Recent studies of active Californian faults allow us to investigate the mechanisms of fluid flow and crack sealing along faults and to model fluid pressure evolution during earthquake cycles. The model is first based on the observation that fluids flow from depth along active faults (stables isotopes and traces elements analyses). The model is also based on the study of mechanisms of deformation of rocks near and within active faults at depth. Sampling was performed in faults that have been recently uplifted. Studies on thin sections of rocks produce evidence of the mechanisms of crack sealing and compaction of fractured zones as transient processes after each earthquake. We found that pressure solution creep and crack sealing are likely to control deformation and permeability change during inter-seismic period.
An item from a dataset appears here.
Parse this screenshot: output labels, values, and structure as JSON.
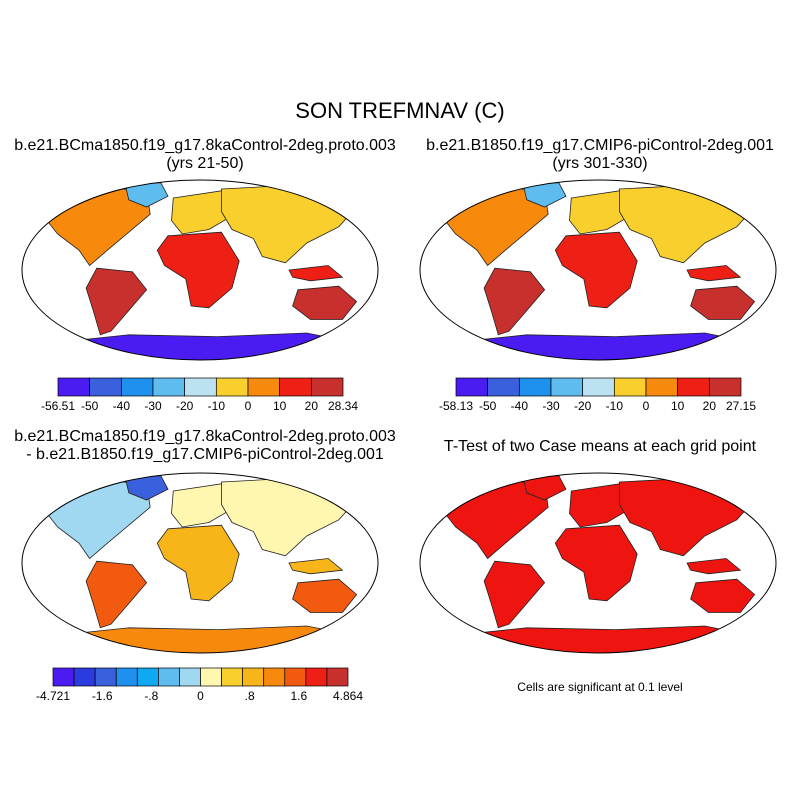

Crack sealing and compaction processes are modeled to give the kinetics of these processes. Then numerical modeling of fluid pressure and transfer around active faults have been performed by integrating slow changes in permeability by crack sealing, gouge compaction and fluid flow from depth. This modeling shows that location and evolution of fluid overpressure varies during the inter-seismic period depending on the heterogeneity of the faults (nature of minerals and fluids, spacing between micro-fractures, thermodynamic and kinetics parameters).